Nowadays, also analytical databases are more frequently used to search for substrings or patterns in character strings. Thus, most databases provide a like operator or more sophisticated regex functions. However, especially long regex patterns or many of them can be challenging. In a recent project, I had to search for not one, but for 150 substrings at the same time. Thankfully, my database of choice (Yandex Clickhouse) offers several possibilities to handle this:

Option 1: match

The match(haystack, pattern) function can be used with the help of the regex or-operator | to search for different substrings at the same time.

single_regex = '|'.join(substrings)

!cat 20mtexts.jsonl| clickhouse-local \
    --input-format "JSONEachRow" \
    -S "author String, text String, followers String, latitude Nullable(Float64), longitude Nullable(Float64), language String, date DateTime" \
    -q "select count(*) FROM table WHERE match(text, '{single_regex}')"

The downside of this is, that 1) it yields to a really long regex pattern and 2) it requires to invoke a regex engine.

Option 2: multiMatchAny

An alternative is the multiMatchAny(haystack, [pattern1, pattern2, ..., patternn]) fuction. Here an array of separate patterns is passed as the second argument:

inner_part = "','".join(substrings)
multi_match = f"multiMatchAny(text,['{inner_part}'])"

!cat 20mtexts.jsonl| clickhouse-local \
    --input-format "JSONEachRow" \
    -S "author String, text String, followers String, latitude Nullable(Float64), longitude Nullable(Float64), language String, date DateTime" \
    -q "select count(*) FROM table WHERE {multi_match}"

However, as the documentation points out, there is another function which can be used, whenever we search for substrings and no regex is required…

For patterns to search substrings in a string, it is better to usemultiSearchAnysince it works much faster.

Although, clickhouse uses Intel’s highly optimized Hyperscan library, regex is still expensive.

Option 3: multiSearchAny

The function multiSearchAny(haystack, [needle1, needle2, ..., needlen]) has a similar signature as multiMatchAny , however, it is explicitly recommended in case of searching for substrings and not regex.

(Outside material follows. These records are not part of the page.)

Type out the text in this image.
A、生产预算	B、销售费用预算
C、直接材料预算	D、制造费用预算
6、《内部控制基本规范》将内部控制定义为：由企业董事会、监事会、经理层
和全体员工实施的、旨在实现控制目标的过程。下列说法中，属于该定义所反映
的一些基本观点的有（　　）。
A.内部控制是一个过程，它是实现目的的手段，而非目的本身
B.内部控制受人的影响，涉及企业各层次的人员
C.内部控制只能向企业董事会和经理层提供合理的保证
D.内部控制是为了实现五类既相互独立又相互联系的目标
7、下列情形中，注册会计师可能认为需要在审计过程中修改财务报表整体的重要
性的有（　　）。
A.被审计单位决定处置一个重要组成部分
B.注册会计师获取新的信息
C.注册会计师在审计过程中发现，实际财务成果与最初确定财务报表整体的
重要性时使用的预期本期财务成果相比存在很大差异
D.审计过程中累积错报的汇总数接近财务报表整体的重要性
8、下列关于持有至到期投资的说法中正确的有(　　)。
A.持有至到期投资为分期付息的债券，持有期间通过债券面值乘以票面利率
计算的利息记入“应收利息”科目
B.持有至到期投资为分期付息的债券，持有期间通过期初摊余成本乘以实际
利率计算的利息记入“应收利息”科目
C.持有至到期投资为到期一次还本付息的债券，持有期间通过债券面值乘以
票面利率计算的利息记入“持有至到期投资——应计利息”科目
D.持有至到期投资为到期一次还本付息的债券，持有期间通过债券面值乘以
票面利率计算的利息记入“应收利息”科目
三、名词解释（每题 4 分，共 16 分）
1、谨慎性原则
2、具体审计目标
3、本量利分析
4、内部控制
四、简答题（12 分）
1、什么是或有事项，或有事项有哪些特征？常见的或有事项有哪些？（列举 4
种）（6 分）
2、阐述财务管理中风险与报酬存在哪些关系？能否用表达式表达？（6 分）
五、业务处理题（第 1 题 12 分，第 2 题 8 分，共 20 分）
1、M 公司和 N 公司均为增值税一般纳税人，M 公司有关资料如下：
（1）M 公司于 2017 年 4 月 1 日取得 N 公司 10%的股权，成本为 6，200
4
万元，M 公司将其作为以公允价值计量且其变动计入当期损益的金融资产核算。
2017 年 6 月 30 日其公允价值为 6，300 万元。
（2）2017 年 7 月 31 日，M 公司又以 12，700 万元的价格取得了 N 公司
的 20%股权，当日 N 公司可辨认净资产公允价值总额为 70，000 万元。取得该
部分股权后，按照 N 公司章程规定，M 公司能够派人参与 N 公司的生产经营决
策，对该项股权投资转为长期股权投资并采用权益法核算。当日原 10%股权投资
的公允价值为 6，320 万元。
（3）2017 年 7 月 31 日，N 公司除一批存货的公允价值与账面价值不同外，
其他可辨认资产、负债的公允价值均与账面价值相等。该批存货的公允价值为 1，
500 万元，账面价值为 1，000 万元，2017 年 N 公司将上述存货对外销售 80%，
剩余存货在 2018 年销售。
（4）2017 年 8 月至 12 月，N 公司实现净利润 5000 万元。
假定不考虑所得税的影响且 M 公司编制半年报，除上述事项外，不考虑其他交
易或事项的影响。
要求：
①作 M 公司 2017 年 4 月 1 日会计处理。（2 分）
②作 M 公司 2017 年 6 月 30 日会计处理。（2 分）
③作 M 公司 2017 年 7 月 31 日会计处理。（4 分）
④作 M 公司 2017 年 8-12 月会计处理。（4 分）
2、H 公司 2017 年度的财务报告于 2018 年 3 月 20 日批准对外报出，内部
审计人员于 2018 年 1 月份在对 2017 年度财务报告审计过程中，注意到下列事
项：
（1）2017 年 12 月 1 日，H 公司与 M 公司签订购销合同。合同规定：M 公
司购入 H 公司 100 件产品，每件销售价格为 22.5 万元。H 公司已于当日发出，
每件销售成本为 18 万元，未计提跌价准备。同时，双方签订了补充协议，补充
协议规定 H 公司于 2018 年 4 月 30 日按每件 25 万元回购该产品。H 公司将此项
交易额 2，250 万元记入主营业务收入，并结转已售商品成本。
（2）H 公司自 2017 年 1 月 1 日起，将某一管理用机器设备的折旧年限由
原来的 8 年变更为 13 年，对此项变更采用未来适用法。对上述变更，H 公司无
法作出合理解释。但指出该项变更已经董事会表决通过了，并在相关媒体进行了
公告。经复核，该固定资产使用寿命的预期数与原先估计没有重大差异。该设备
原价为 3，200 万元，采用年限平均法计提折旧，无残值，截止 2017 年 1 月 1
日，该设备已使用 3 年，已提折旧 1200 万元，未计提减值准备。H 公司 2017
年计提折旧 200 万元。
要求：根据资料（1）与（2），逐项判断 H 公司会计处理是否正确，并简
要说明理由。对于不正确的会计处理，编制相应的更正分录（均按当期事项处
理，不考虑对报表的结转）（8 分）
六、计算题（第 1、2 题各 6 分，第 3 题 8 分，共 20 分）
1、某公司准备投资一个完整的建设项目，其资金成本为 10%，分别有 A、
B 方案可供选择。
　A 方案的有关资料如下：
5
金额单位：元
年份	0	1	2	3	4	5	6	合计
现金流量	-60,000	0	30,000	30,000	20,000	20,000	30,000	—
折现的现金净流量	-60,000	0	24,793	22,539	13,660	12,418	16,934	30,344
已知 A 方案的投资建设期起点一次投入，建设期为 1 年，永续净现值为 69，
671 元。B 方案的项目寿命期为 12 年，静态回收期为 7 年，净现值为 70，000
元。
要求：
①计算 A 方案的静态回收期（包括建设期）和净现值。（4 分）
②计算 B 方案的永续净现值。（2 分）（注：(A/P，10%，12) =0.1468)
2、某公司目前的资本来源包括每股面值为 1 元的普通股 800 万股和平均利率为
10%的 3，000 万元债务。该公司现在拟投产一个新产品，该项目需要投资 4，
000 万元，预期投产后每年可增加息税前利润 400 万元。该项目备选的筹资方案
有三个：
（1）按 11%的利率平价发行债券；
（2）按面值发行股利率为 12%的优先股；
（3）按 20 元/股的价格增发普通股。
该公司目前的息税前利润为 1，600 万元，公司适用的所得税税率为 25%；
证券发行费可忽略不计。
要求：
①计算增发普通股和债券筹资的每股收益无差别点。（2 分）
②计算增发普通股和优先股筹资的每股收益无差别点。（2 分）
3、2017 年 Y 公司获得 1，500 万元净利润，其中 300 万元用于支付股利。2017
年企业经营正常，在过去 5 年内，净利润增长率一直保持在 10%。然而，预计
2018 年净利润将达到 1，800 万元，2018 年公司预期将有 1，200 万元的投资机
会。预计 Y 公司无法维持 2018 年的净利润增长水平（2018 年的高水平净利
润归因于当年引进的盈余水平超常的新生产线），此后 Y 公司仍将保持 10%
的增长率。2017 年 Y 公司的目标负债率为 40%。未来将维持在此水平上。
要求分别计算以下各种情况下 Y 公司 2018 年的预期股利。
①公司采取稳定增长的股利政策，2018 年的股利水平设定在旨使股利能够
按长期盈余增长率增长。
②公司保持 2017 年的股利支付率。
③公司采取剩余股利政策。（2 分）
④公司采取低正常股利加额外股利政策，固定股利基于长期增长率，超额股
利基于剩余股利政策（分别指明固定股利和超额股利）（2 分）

inner_part = "','".join(substrings)
multisearch = f"multiSearchAny(text,['{inner_part}'])"

!cat 20mtexts.jsonl |clickhouse-local \
    --input-format "JSONEachRow" \
    -S "author String, text String, followers String, latitude Nullable(Float64), longitude Nullable(Float64), language String, date DateTime" \
    -q "select count(*) FROM table WHERE {multisearch}"

Given the information from the official documentation one would assume that especially multiSearchAny is going to perform well. After all, this function was created to handle many substring searches. However, a small benchmark reveiled interesting results. I compared all three options using clickhouse-local and a 20 million observation dataset consisting primarly of short texts (max. 280 characters).

As seen in graph above, multiMatchAny performed the best on average. I do not want to generalize these results prematurely, but it pays off to evaluate the different possibilities for heavily queries. Finally, I have to remark, that this benchmark is based on clickhouse-local and on a file input. The results may look different in a production environment.

Final Remarks

  • iPython is used to build & run the commands. %%timeit magic is used for benchmarks and a old Intel-Server with 32 cores as machine
  • substrings is a Python list which contains approx. 150 very short substrings (unicode emojis)
  • 20 million observations are used for the benchmark such that caching or other side effects are avoided (at least to some extent)